= Hoover's sign (pulmonary) =

Clinical sign of obstructive airway disease

Hoover's sign in pulmonology is one of two signs named after Charles Franklin Hoover (1865–1927), an American physician based in Cleveland. It refers to the paradoxical inward movement of the lower rib cage, particularly the costal margins, during inspiration, instead of the normal outward expansion. The sign is most commonly associated with COPD and indicates altered chest wall mechanics due to lung hyperinflation.

== History ==
Hoover described the sign in 1920 in a paper titled "The Diagnostic Significance of Inspiratory Movements of the Costal Margins", published in The American Journal of the Medical Sciences. He detailed the paradoxical inward retraction of the lower rib margins during inspiration as a key finding in patients with advanced emphysema and chronic bronchitis, linking it to the mechanical effects of a flattened diaphragm. Earlier descriptions of abnormal chest wall motion in obstructive lung disease had been made by other clinicians, but it was Hoover who systematically characterised the sign and its relationship to diaphragmatic mechanics.

== Mechanism ==
In healthy individuals, the costal margin exhibits little motion during quiet breathing; when it does move, it moves outward and upward. In COPD, and more specifically emphysema, air trapping during expiration leads to hyperinflation of the lungs. This elevates the resting lung volume and flattens the diaphragm. The flattened diaphragm has an increased radius of curvature, which increases muscle tension and reduces the zone of apposition between the diaphragm and the chest wall. As a result, the force vector of diaphragmatic contraction on the lower ribs shifts from an outward, cephalad direction to an inward one, pulling the inferior ribs paradoxically inward during inspiration.

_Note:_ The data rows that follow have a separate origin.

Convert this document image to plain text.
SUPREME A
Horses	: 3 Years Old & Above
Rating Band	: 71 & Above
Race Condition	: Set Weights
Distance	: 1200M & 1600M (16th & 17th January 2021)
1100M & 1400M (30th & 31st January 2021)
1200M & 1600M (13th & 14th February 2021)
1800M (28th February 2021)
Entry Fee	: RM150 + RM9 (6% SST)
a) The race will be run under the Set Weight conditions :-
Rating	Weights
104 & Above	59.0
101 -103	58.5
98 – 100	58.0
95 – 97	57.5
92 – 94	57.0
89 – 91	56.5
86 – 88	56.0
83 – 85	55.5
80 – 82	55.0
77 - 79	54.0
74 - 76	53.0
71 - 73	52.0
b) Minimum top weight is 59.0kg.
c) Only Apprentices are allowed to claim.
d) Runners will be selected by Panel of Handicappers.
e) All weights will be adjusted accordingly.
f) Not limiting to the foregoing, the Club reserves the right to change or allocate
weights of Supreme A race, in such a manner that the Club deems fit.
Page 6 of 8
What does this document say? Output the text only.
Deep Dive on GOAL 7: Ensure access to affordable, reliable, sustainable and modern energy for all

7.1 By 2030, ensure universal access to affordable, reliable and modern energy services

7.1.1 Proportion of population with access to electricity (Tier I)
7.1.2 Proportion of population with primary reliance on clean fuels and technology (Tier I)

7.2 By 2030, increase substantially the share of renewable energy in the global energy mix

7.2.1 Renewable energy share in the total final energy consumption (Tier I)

== Clinical significance ==
Hoover's sign is a frequent finding in COPD. One study found it present in up to 77% of patients with airway obstruction, while another reported a prevalence of 45% overall in stable COPD patients, increasing from undetectable in mild disease to 36% in moderate, 43% in severe, and 76% in very severe (GOLD stage 4) disease. Its presence is associated with greater severity of dyspnoea at rest and during exercise, higher frequency of hospitalisations and emergency department visits, and increased frequency of COPD exacerbations, independent of the patient's FEV_{1} and body mass index. The sign can therefore help identify COPD patients who have more severe symptoms and require greater healthcare resources.

Although most closely associated with COPD, the sign can also be present in severe asthma, congestive heart failure, severe pneumonia (particularly in children), and bronchiolitis. It may also appear unilaterally in diaphragmatic paralysis, pleural effusion, and pneumothorax.

== Diagnostic accuracy ==
In a study of 172 patients assessed by both a family medicine resident and a pulmonologist, Hoover's sign had a sensitivity of 58% and a specificity of 86% for detecting obstructive airway disease (defined as FEV1/FVC ratio < 0.70), with a positive likelihood ratio of 4.16 — higher than other physical signs examined. Inter-observer agreement for the sign was good (κ = 0.74).